Para o ministro do STF Marco Aurélio Mello, na prática, a condenação na OEA serve apenas como "sinalização". Ele explica que a decisão tem apenas eficácia política e não jurídica no território nacional.

"Na prática, o efeito será nenhum. Nosso compromisso é observar a convenção, mas sem menosprezo à Carta da República. O governo brasileiro não atuou errado, porque tivemos a Lei da anistia, que também implica o perdão em sentido maior. A virada de página para nós avançarmos culturalmente", disse.

Em nota, o Ministério das Relações Exteriores informou que a defesa do governo brasileiro apresentou, durante o julgamento na OEA, medidas tomadas pelo Estado para reconhecer sua responsabilidade pela morte e pelo desaparecimento de pessoas durante o regime militar. Entre as providências, são citadas o pagamento de indenizações a familiares de vítimas, esforço – ainda em curso – de localização e identificação de restos mortais.
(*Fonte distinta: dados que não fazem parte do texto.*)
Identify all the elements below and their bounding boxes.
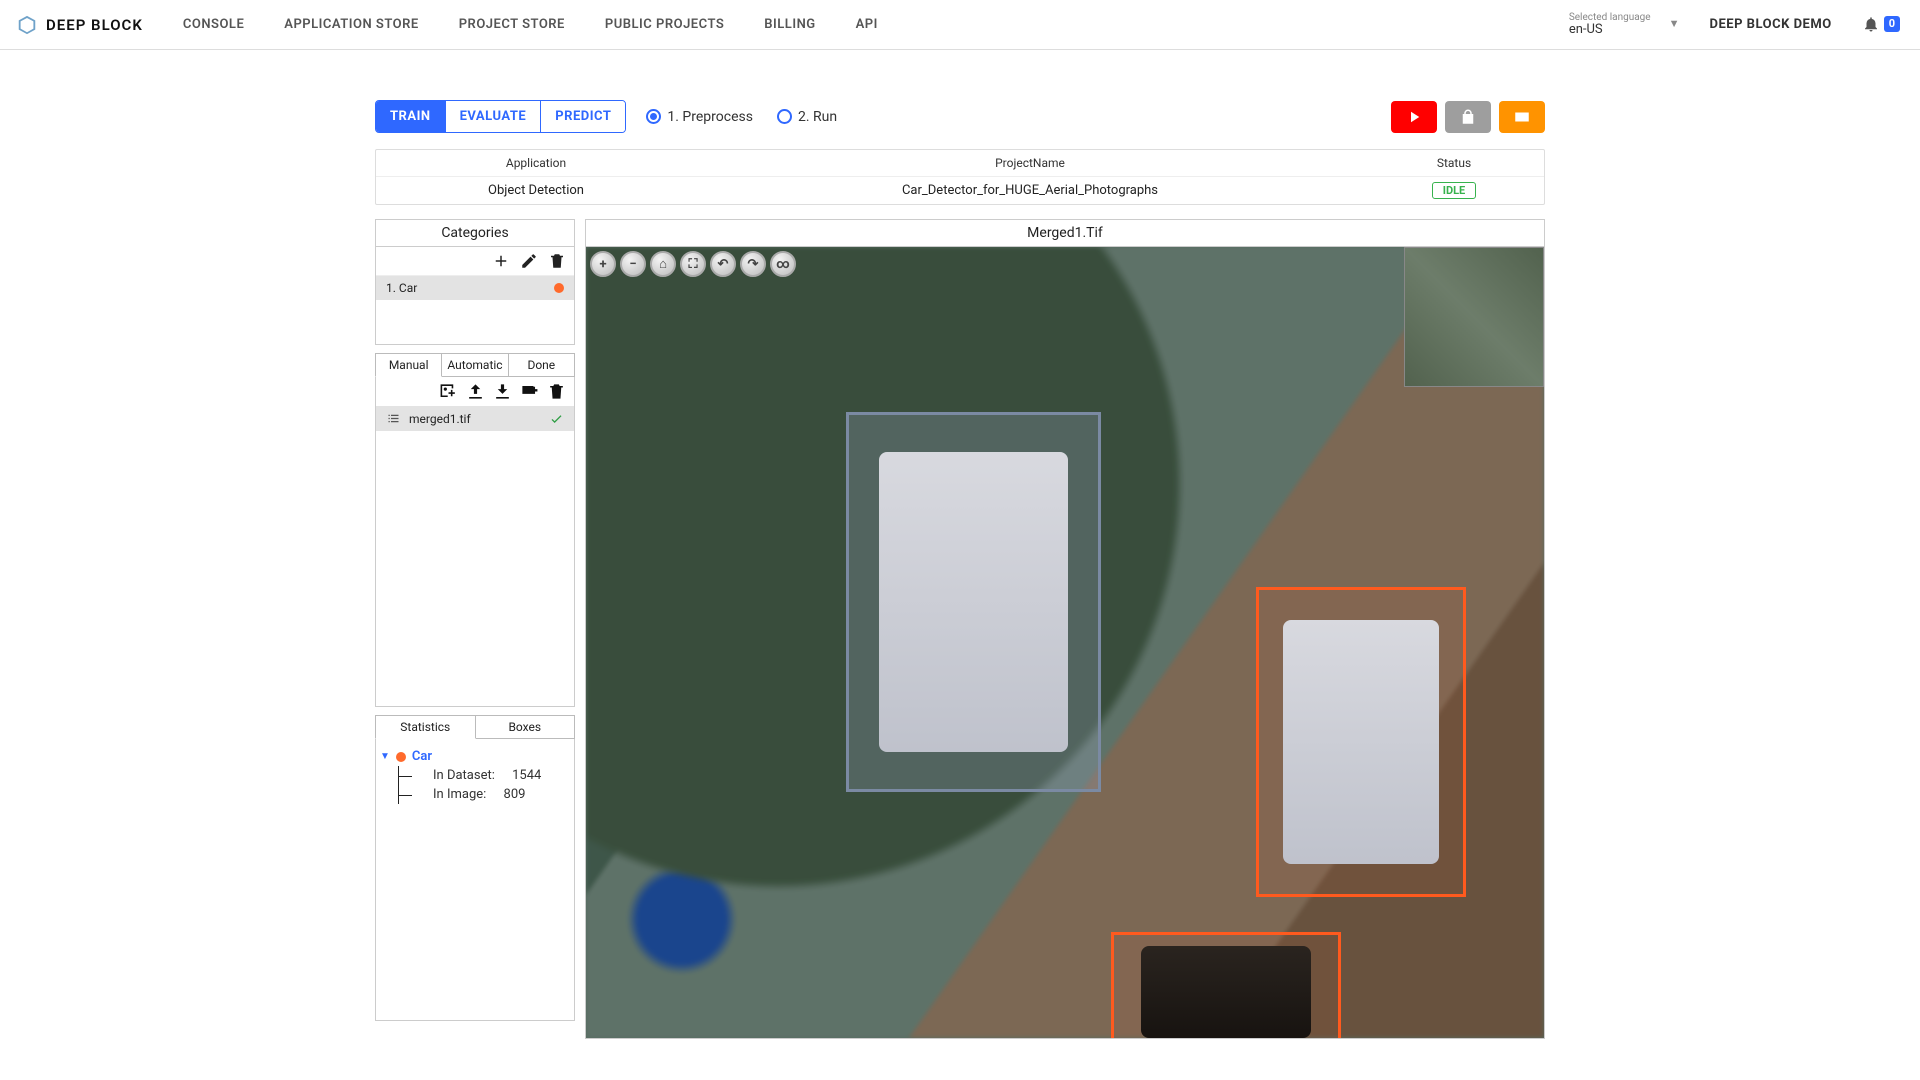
mode-tab-train[interactable]: TRAIN xyxy=(376,101,446,132)
stat-in-image: In Image: 809 xyxy=(399,785,570,804)
project-info-table: Application ProjectName Status Object De… xyxy=(375,149,1545,205)
annotation-box-selected[interactable] xyxy=(1256,587,1466,897)
file-name: merged1.tif xyxy=(409,412,471,426)
car-shape xyxy=(1141,946,1311,1037)
stats-panel-wrapper: Statistics Boxes ▼ Car In Dataset: 1544 xyxy=(375,715,575,1021)
projectname-value: Car_Detector_for_HUGE_Aerial_Photographs xyxy=(696,177,1364,204)
nav-public-projects[interactable]: PUBLIC PROJECTS xyxy=(605,17,724,32)
notifications-button[interactable]: 0 xyxy=(1862,15,1900,33)
viewer-toolbar: + − ⌂ ⛶ ↶ ↷ ∞ xyxy=(590,251,796,277)
mode-tab-evaluate[interactable]: EVALUATE xyxy=(446,101,542,132)
add-image-button[interactable] xyxy=(439,382,458,401)
file-item[interactable]: merged1.tif xyxy=(376,406,574,431)
keyboard-shortcuts-button[interactable] xyxy=(1499,101,1545,133)
category-color-dot xyxy=(554,283,564,293)
nav-api[interactable]: API xyxy=(856,17,878,32)
rotate-left-button[interactable]: ↶ xyxy=(710,251,736,277)
step-preprocess[interactable]: 1. Preprocess xyxy=(646,109,753,125)
nav-billing[interactable]: BILLING xyxy=(764,17,815,32)
stat-in-dataset: In Dataset: 1544 xyxy=(399,766,570,785)
lock-icon xyxy=(1459,108,1477,126)
canvas-panel: Merged1.Tif + − xyxy=(585,219,1545,1039)
categories-title: Categories xyxy=(376,220,574,247)
delete-category-button[interactable] xyxy=(548,252,566,270)
chevron-down-icon: ▼ xyxy=(380,751,390,762)
language-selector[interactable]: Selected language en-US ▼ xyxy=(1569,12,1680,37)
annotation-box[interactable] xyxy=(1111,932,1341,1038)
stats-tab-statistics[interactable]: Statistics xyxy=(375,715,476,739)
nav-application-store[interactable]: APPLICATION STORE xyxy=(284,17,418,32)
col-status-header: Status xyxy=(1364,150,1544,176)
radio-off-icon xyxy=(777,109,792,124)
download-button[interactable] xyxy=(493,382,512,401)
car-shape xyxy=(1283,620,1438,863)
brand-logo[interactable]: DEEP BLOCK xyxy=(16,14,143,36)
category-item-car[interactable]: 1. Car xyxy=(376,276,574,300)
user-name[interactable]: DEEP BLOCK DEMO xyxy=(1710,17,1832,32)
brand-name: DEEP BLOCK xyxy=(46,16,143,34)
step-run[interactable]: 2. Run xyxy=(777,109,837,125)
mode-tab-predict[interactable]: PREDICT xyxy=(541,101,625,132)
zoom-out-button[interactable]: − xyxy=(620,251,646,277)
canvas-title: Merged1.Tif xyxy=(586,220,1544,247)
annotation-box[interactable] xyxy=(846,412,1101,792)
application-value: Object Detection xyxy=(376,177,696,204)
mode-toolbar: TRAIN EVALUATE PREDICT 1. Preprocess 2. … xyxy=(375,100,1545,133)
class-name: Car xyxy=(412,749,432,764)
col-projectname-header: ProjectName xyxy=(696,150,1364,176)
chevron-down-icon: ▼ xyxy=(1669,18,1680,30)
keyboard-icon xyxy=(1513,108,1531,126)
car-shape xyxy=(879,452,1068,751)
main-nav: CONSOLE APPLICATION STORE PROJECT STORE … xyxy=(183,17,878,32)
files-panel-wrapper: Manual Automatic Done xyxy=(375,353,575,707)
nav-console[interactable]: CONSOLE xyxy=(183,17,244,32)
logo-icon xyxy=(16,14,38,36)
check-icon xyxy=(549,411,564,426)
mode-tabs: TRAIN EVALUATE PREDICT xyxy=(375,100,626,133)
play-icon xyxy=(1405,108,1423,126)
categories-panel: Categories 1. Car xyxy=(375,219,575,345)
minimap[interactable] xyxy=(1404,247,1544,387)
col-application-header: Application xyxy=(376,150,696,176)
stats-class-row[interactable]: ▼ Car xyxy=(380,749,570,764)
lock-button[interactable] xyxy=(1445,101,1491,133)
zoom-in-button[interactable]: + xyxy=(590,251,616,277)
notifications-count: 0 xyxy=(1884,16,1900,32)
link-view-button[interactable]: ∞ xyxy=(770,251,796,277)
play-video-button[interactable] xyxy=(1391,101,1437,133)
import-set-button[interactable] xyxy=(520,382,539,401)
language-value: en-US xyxy=(1569,23,1651,37)
class-color-dot xyxy=(396,752,406,762)
radio-on-icon xyxy=(646,109,661,124)
bell-icon xyxy=(1862,15,1880,33)
app-header: DEEP BLOCK CONSOLE APPLICATION STORE PRO… xyxy=(0,0,1920,50)
files-tab-automatic[interactable]: Automatic xyxy=(441,353,508,377)
upload-button[interactable] xyxy=(466,382,485,401)
stats-tab-boxes[interactable]: Boxes xyxy=(475,715,576,739)
fullscreen-button[interactable]: ⛶ xyxy=(680,251,706,277)
status-badge: IDLE xyxy=(1432,182,1477,199)
list-icon xyxy=(386,411,401,426)
files-tab-manual[interactable]: Manual xyxy=(375,353,442,377)
nav-project-store[interactable]: PROJECT STORE xyxy=(459,17,565,32)
home-view-button[interactable]: ⌂ xyxy=(650,251,676,277)
files-tab-done[interactable]: Done xyxy=(508,353,575,377)
add-category-button[interactable] xyxy=(492,252,510,270)
image-viewport[interactable]: + − ⌂ ⛶ ↶ ↷ ∞ xyxy=(586,247,1544,1038)
rotate-right-button[interactable]: ↷ xyxy=(740,251,766,277)
delete-file-button[interactable] xyxy=(547,382,566,401)
edit-category-button[interactable] xyxy=(520,252,538,270)
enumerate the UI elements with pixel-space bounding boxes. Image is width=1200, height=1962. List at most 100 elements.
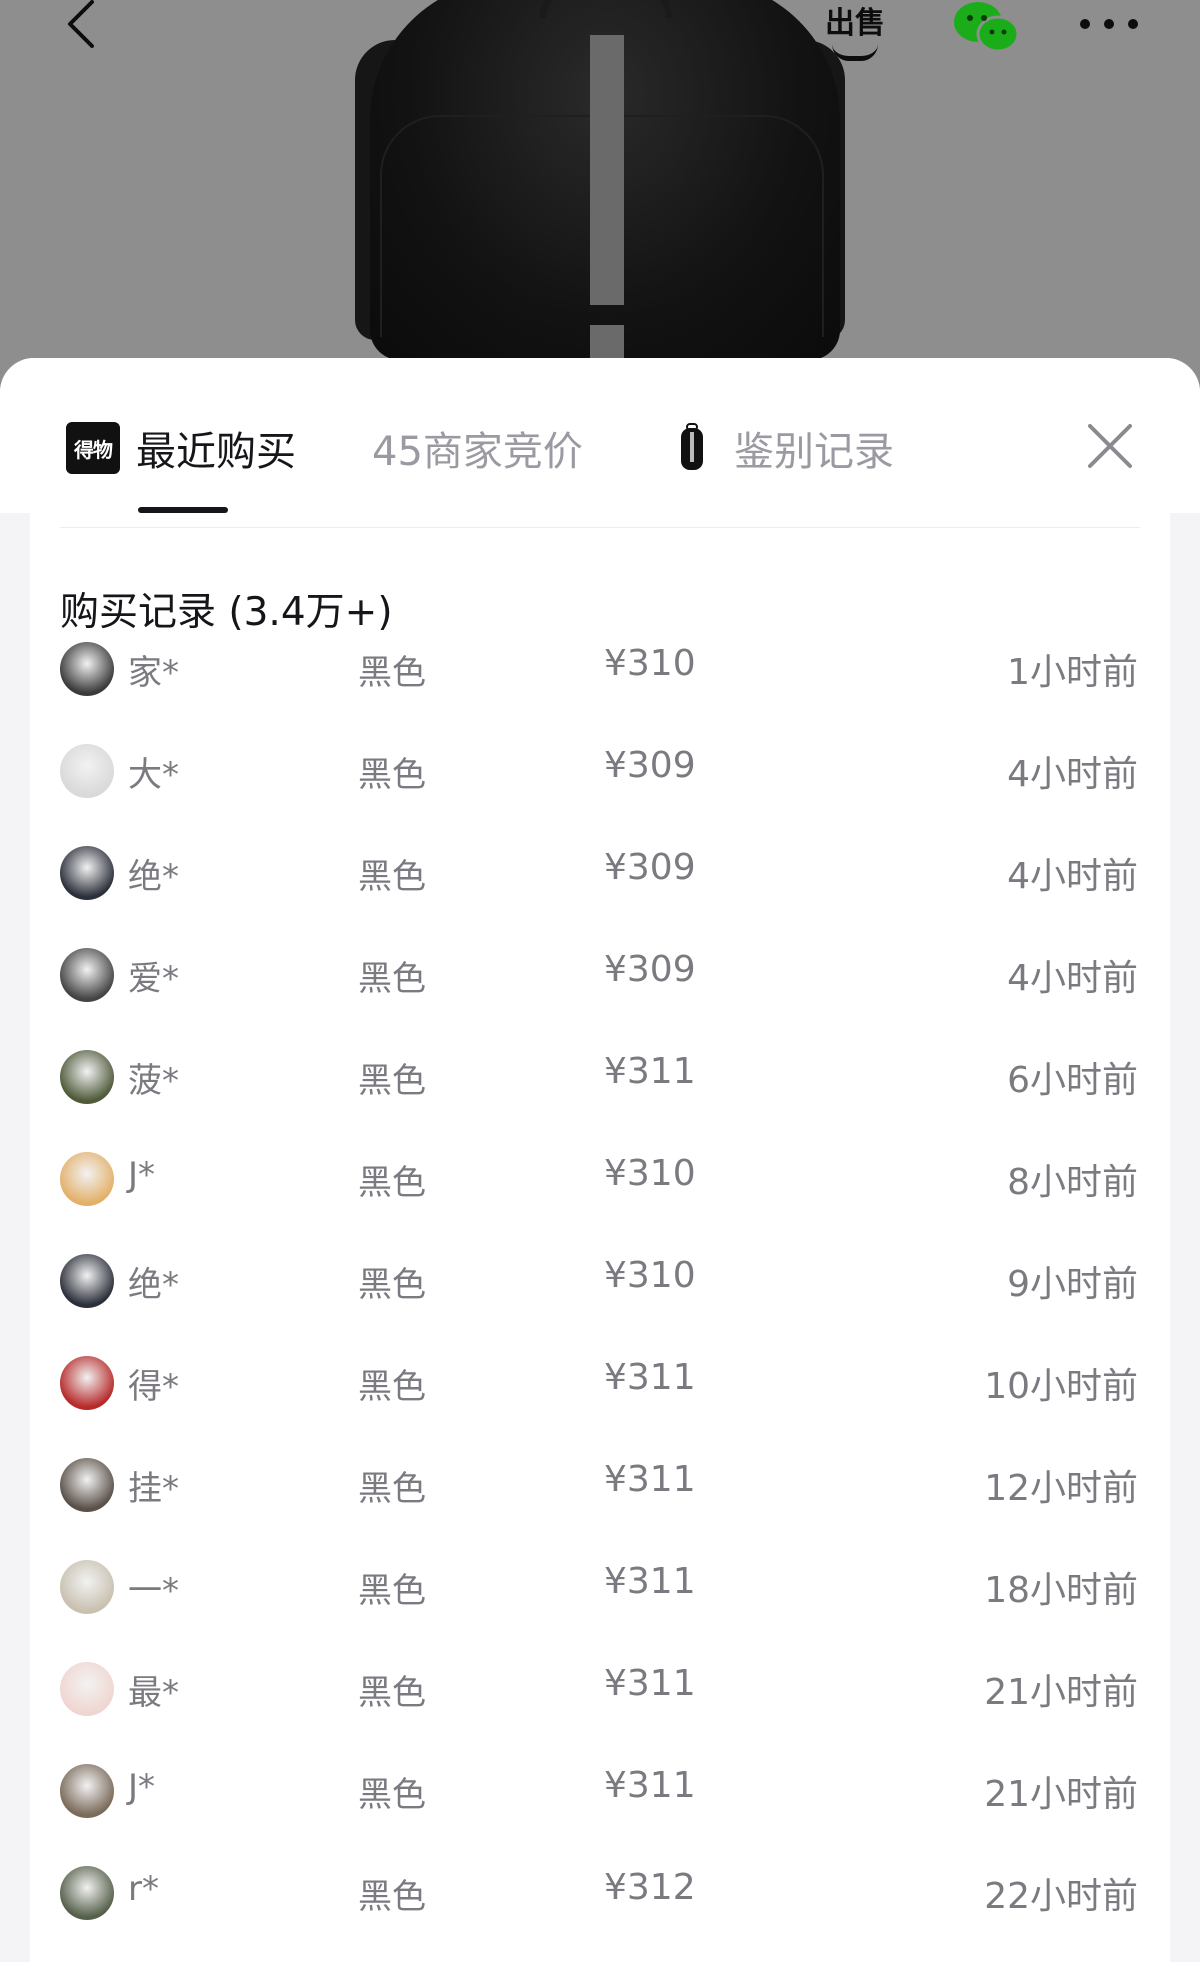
backpack-stripe xyxy=(590,35,624,305)
time-value: 22小时前 xyxy=(984,1876,1138,1917)
color-value: 黑色 xyxy=(358,1469,426,1509)
price-value: ¥310 xyxy=(604,1255,696,1296)
tab-merchant-bids[interactable]: 45商家竞价 xyxy=(372,418,583,478)
avatar xyxy=(60,846,114,900)
list-item: r* 黑色 ¥312 22小时前 xyxy=(30,1841,1170,1943)
tab-recent-purchases[interactable]: 得物 最近购买 xyxy=(66,418,296,478)
list-item: 一* 黑色 ¥311 18小时前 xyxy=(30,1535,1170,1637)
tab-bar: 得物 最近购买 45商家竞价 鉴别记录 xyxy=(0,358,1200,513)
divider xyxy=(60,527,1140,528)
time-value: 12小时前 xyxy=(984,1468,1138,1509)
color-value: 黑色 xyxy=(358,857,426,897)
back-button[interactable] xyxy=(62,0,102,50)
time-value: 4小时前 xyxy=(1007,754,1138,795)
color-value: 黑色 xyxy=(358,755,426,795)
time-value: 21小时前 xyxy=(984,1774,1138,1815)
user-name: 菠* xyxy=(128,1061,179,1101)
color-value: 黑色 xyxy=(358,959,426,999)
list-item: 得* 黑色 ¥311 10小时前 xyxy=(30,1331,1170,1433)
user-name: 得* xyxy=(128,1367,179,1407)
purchase-history-sheet: 得物 最近购买 45商家竞价 鉴别记录 购买记录 (3.4万+) 家* 黑色 ¥31… xyxy=(0,358,1200,1962)
list-item: J* 黑色 ¥311 21小时前 xyxy=(30,1739,1170,1841)
price-value: ¥311 xyxy=(604,1357,696,1398)
user-name: 最* xyxy=(128,1673,179,1713)
sell-label: 出售 xyxy=(825,6,885,41)
close-icon xyxy=(1088,424,1132,468)
avatar xyxy=(60,948,114,1002)
more-dot-icon xyxy=(1104,19,1114,29)
wechat-icon xyxy=(954,2,1020,53)
time-value: 10小时前 xyxy=(984,1366,1138,1407)
user-name: J* xyxy=(128,1155,156,1195)
color-value: 黑色 xyxy=(358,1877,426,1917)
avatar xyxy=(60,744,114,798)
price-value: ¥309 xyxy=(604,949,696,990)
time-value: 4小时前 xyxy=(1007,856,1138,897)
time-value: 18小时前 xyxy=(984,1570,1138,1611)
user-name: 挂* xyxy=(128,1469,179,1509)
avatar xyxy=(60,1356,114,1410)
purchase-records-card: 购买记录 (3.4万+) 家* 黑色 ¥310 1小时前 大* 黑色 ¥309 4小时前 绝* 黑… xyxy=(30,513,1170,1962)
price-value: ¥310 xyxy=(604,643,696,684)
avatar xyxy=(60,1662,114,1716)
color-value: 黑色 xyxy=(358,1367,426,1407)
product-image: 出售 xyxy=(0,0,1200,380)
color-value: 黑色 xyxy=(358,1775,426,1815)
dewu-logo-icon: 得物 xyxy=(66,422,120,474)
more-dot-icon xyxy=(1080,19,1090,29)
price-value: ¥311 xyxy=(604,1765,696,1806)
list-item: 绝* 黑色 ¥310 9小时前 xyxy=(30,1229,1170,1331)
time-value: 1小时前 xyxy=(1007,652,1138,693)
price-value: ¥309 xyxy=(604,847,696,888)
tab-label: 45商家竞价 xyxy=(372,429,583,475)
backpack-handle xyxy=(540,0,672,18)
time-value: 6小时前 xyxy=(1007,1060,1138,1101)
avatar xyxy=(60,1152,114,1206)
user-name: 大* xyxy=(128,755,179,795)
tab-label: 最近购买 xyxy=(136,429,296,475)
tab-authentication-records[interactable]: 鉴别记录 xyxy=(672,418,894,478)
wechat-share-button[interactable] xyxy=(950,0,1022,54)
user-name: 绝* xyxy=(128,857,179,897)
price-value: ¥309 xyxy=(604,745,696,786)
color-value: 黑色 xyxy=(358,1673,426,1713)
user-name: J* xyxy=(128,1767,156,1807)
avatar xyxy=(60,1764,114,1818)
list-item: 最* 黑色 ¥311 21小时前 xyxy=(30,1637,1170,1739)
avatar xyxy=(60,1866,114,1920)
time-value: 8小时前 xyxy=(1007,1162,1138,1203)
price-value: ¥311 xyxy=(604,1051,696,1092)
user-name: r* xyxy=(128,1869,159,1909)
price-value: ¥311 xyxy=(604,1663,696,1704)
avatar xyxy=(60,1458,114,1512)
price-value: ¥311 xyxy=(604,1561,696,1602)
time-value: 9小时前 xyxy=(1007,1264,1138,1305)
user-name: 爱* xyxy=(128,959,179,999)
color-value: 黑色 xyxy=(358,1265,426,1305)
user-name: 绝* xyxy=(128,1265,179,1305)
tab-label: 鉴别记录 xyxy=(734,429,894,475)
more-options-button[interactable] xyxy=(1080,14,1152,34)
dewu-logo-text: 得物 xyxy=(74,437,113,462)
list-item: 挂* 黑色 ¥311 12小时前 xyxy=(30,1433,1170,1535)
color-value: 黑色 xyxy=(358,653,426,693)
list-item: 菠* 黑色 ¥311 6小时前 xyxy=(30,1025,1170,1127)
sell-smile-icon xyxy=(832,44,878,61)
color-value: 黑色 xyxy=(358,1061,426,1101)
user-name: 一* xyxy=(128,1571,179,1611)
price-value: ¥311 xyxy=(604,1459,696,1500)
purchase-records-list: 家* 黑色 ¥310 1小时前 大* 黑色 ¥309 4小时前 绝* 黑色 ¥309 4小时前 爱* 黑色… xyxy=(30,617,1170,1943)
price-value: ¥310 xyxy=(604,1153,696,1194)
color-value: 黑色 xyxy=(358,1163,426,1203)
color-value: 黑色 xyxy=(358,1571,426,1611)
close-button[interactable] xyxy=(1084,420,1136,472)
avatar xyxy=(60,1254,114,1308)
sell-button[interactable]: 出售 xyxy=(822,0,888,61)
avatar xyxy=(60,1050,114,1104)
price-value: ¥312 xyxy=(604,1867,696,1908)
avatar xyxy=(60,1560,114,1614)
more-dot-icon xyxy=(1128,19,1138,29)
time-value: 21小时前 xyxy=(984,1672,1138,1713)
time-value: 4小时前 xyxy=(1007,958,1138,999)
list-item: 大* 黑色 ¥309 4小时前 xyxy=(30,719,1170,821)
"Muitas das iniciativas empreendidas pelo Brasil correspondem ao determinado na sentença da Corte Interamericana de Direitos Humanos e continuarão sendo implementadas. O Brasil também envidará esforços para encontrar meios de cumprir as determinações remanescentes da sentença", afirmou o Itamaraty no documento.

Anistia

Em 1979, após muita pressão da sociedade, o governo resolveu enviar em junho uma proposta ao Congresso Nacional que criava a anistia aos presos e exilados políticos pelo regime militar. À época, o Brasil ainda vivia sob o bipartidarismo.

Presos políticos ficaram 32 dias em greve de fome até a aprovação da Lei de Anistia pelo Congresso, no dia 22 de agosto de 1979. Naquele dia, os parlamentares tentaram aprovar uma emenda ao projeto original que tornava a anistia total e irrestrita, inclusive para praticantes de crimes de sequestro, o que a Arena (partido que dava sustentação à ditadura)  não aceitou. Esse foi um elemento de conciliação na época, que acabou gerando discórdia nos anos seguintes, porque o texto da lei é genérico e dá margem para interpretações sobre a amplitude da anistia.

A sanção da Lei da Anistia, em 28 de agosto, resultou na libertação imediata de 17 presos políticos. Outros 35 permaneceram à espera de julgamentos pelo Supremo Tribunal Militar (STM).